Dear Felix Lev,
Thanks for an interesting treatment of some problems with quantum field theory (QFT). Of particular interest is your discussion about the fact that "their [local fields] products at the same point are poorly defined." This, in my mind, is an example of Dirac's complaint about "physical ideas that were not correctly incorporated into the theory", resulting in "no sound mathematical foundation."
If one assumes (as I do) that particles are not points, then the infinities that arise from mathematical points should not be taken too seriously.
You clearly and concisely observe that "The interaction Lagrangians where the fields interact at the same points is the main source of difficulties and inconsistencies in QFT", followed by your question as to whether this notion is needed at all.

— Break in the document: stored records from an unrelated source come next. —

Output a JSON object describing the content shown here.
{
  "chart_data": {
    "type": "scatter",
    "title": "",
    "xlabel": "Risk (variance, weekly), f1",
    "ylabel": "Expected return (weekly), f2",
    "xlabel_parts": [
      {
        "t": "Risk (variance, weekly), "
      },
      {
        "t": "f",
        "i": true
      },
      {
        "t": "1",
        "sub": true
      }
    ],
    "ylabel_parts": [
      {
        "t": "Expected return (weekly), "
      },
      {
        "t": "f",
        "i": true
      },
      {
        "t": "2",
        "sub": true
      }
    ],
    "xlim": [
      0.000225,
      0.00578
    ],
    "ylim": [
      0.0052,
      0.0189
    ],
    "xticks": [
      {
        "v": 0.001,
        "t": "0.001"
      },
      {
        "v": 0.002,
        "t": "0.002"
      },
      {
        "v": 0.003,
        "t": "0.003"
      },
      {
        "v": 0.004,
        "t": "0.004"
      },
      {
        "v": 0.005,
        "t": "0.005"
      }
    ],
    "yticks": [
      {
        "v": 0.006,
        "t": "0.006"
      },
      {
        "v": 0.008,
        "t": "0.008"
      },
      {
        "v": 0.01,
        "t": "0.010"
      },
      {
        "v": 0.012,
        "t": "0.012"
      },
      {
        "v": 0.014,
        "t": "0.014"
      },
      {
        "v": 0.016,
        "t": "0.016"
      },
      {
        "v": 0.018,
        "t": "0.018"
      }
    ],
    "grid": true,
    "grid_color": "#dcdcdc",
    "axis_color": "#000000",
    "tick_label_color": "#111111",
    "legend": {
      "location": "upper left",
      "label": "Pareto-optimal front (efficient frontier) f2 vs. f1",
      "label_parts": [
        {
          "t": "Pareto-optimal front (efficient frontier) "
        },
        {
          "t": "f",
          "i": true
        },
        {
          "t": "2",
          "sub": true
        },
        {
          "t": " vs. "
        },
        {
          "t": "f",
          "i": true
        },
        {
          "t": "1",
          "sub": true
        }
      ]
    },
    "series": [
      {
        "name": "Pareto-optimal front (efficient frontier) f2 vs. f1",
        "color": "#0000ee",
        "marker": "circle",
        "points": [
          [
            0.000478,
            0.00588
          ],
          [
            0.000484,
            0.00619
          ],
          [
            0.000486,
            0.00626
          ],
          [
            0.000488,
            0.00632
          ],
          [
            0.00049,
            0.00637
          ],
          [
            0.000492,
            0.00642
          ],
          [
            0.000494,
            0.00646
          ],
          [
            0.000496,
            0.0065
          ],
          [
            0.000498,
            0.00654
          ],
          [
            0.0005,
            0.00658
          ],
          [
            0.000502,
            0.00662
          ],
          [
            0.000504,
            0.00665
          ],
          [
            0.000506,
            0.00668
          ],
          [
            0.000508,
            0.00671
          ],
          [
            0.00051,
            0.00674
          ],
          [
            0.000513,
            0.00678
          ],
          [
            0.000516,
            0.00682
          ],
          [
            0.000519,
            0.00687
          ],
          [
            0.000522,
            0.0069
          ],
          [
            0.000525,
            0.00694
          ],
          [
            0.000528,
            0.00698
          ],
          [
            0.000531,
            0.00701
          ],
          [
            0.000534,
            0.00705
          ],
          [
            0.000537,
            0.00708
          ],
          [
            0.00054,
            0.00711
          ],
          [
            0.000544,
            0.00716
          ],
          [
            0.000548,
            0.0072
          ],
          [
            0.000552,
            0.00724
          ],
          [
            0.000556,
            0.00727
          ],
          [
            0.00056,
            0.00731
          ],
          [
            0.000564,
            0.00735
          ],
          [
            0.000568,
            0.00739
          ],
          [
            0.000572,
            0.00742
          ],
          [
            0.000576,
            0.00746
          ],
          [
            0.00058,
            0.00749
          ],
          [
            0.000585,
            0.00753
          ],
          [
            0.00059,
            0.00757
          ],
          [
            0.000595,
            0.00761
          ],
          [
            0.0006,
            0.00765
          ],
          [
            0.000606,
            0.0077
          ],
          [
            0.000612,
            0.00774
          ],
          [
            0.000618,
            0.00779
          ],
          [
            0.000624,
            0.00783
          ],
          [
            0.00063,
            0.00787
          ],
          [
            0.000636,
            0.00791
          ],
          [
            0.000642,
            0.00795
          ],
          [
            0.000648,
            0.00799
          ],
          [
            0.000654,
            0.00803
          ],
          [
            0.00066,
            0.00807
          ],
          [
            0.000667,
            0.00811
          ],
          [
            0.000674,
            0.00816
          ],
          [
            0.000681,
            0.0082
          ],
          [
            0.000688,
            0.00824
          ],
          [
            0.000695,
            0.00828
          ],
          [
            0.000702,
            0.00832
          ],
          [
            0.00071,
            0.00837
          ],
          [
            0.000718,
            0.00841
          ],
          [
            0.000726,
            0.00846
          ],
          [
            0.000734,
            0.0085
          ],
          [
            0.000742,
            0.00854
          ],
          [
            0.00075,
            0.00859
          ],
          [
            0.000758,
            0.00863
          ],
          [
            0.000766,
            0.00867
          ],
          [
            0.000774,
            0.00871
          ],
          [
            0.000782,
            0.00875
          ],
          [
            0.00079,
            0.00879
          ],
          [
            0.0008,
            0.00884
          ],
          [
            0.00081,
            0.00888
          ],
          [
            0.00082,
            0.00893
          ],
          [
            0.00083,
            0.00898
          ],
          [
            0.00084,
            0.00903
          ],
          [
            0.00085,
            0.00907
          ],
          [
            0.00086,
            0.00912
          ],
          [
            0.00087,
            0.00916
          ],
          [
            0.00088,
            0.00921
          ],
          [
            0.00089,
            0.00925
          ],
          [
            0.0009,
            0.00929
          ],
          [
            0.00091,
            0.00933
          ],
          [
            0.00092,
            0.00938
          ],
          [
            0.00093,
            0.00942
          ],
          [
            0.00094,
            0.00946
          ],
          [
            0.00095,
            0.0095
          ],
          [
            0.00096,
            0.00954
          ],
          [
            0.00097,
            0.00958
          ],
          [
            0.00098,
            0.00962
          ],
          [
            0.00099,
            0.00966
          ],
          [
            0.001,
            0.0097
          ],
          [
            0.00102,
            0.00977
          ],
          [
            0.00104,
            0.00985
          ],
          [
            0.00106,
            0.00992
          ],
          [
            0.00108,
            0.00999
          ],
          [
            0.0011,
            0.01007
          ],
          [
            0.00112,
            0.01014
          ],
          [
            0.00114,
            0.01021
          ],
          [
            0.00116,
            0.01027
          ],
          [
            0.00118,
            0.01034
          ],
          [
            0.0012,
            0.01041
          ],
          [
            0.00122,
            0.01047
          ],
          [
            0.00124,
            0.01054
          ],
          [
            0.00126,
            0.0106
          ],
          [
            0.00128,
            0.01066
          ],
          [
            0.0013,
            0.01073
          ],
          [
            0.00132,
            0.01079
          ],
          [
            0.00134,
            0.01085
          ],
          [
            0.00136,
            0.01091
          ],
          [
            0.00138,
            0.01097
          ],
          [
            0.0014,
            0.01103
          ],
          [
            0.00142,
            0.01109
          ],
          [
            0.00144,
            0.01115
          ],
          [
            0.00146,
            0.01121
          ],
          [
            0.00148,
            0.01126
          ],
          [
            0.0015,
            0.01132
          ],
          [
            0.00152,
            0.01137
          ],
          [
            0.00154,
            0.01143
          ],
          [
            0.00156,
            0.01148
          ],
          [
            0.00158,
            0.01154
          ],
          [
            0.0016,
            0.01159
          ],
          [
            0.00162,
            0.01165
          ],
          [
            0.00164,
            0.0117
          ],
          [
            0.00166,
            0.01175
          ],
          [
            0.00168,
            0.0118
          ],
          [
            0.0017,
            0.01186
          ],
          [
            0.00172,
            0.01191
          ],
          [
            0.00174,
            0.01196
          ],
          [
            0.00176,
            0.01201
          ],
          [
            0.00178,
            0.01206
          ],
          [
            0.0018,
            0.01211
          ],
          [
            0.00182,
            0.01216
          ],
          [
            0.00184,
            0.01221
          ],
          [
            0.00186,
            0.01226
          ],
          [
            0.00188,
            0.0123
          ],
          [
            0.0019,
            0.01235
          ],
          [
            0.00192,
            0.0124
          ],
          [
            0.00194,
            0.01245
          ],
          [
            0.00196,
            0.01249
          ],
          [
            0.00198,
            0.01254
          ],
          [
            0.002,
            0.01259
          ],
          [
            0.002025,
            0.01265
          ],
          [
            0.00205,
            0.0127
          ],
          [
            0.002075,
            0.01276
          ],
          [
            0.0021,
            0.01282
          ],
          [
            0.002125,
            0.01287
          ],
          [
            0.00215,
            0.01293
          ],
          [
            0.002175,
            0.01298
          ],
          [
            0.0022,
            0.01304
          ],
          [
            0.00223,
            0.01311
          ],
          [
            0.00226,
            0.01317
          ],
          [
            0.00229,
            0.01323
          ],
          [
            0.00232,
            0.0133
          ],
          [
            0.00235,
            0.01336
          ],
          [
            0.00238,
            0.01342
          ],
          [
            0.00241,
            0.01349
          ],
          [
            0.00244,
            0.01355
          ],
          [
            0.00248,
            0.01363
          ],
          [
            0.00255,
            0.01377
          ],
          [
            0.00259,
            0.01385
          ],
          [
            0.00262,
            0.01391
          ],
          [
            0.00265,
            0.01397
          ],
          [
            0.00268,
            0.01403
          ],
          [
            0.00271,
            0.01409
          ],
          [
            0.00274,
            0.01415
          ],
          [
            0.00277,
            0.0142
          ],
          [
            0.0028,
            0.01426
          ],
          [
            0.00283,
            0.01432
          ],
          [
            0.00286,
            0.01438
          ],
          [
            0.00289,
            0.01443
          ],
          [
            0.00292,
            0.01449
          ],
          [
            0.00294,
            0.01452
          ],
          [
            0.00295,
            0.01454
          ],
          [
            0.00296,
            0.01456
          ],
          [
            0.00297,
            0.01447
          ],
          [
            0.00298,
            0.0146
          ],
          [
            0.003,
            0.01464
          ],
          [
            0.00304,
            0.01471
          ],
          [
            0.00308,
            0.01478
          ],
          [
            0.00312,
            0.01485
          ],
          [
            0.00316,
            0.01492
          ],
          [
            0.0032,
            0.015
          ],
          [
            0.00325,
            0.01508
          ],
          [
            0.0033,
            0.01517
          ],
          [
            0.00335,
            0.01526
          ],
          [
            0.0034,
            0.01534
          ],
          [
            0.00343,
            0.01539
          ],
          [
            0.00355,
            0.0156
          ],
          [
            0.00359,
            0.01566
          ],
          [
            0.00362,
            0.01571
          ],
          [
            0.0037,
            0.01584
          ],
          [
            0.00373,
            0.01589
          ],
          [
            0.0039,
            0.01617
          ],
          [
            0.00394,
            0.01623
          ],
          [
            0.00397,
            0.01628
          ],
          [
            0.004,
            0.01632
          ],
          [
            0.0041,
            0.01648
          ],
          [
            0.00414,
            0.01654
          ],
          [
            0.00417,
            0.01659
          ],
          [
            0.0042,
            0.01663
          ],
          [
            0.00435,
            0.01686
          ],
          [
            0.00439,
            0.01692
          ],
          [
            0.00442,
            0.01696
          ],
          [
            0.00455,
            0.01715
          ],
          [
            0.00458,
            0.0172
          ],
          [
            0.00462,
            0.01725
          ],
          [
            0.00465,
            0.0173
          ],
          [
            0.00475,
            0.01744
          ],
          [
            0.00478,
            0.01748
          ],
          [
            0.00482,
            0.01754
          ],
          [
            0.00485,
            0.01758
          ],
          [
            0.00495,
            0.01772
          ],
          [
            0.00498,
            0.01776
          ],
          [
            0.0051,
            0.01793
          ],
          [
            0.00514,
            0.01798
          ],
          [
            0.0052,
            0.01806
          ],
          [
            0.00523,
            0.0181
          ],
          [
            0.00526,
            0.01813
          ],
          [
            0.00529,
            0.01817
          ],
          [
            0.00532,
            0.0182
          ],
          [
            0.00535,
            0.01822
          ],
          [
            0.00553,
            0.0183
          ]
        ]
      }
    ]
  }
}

Whereas you treat relativistic QFT and general relativity, I work the other end of the universe in my essay, The Nature of the Wave Function, in the sense that I treat non-relativistic quantum mechanics and the weak field approximation to general relativity. At first reading I am unable to bridge the gap between these two extremes, but I found your end fascinating and hope that you obtain something of value from my essay.
Your derivation of the cosmological acceleration and its connection to quantum theory is fascinating, as is your problem of finding a symmetry algebra that reproduces Newton's gravity for two free particles. Yours is a fresh view and a joy to read.
Edwin Eugene Klingman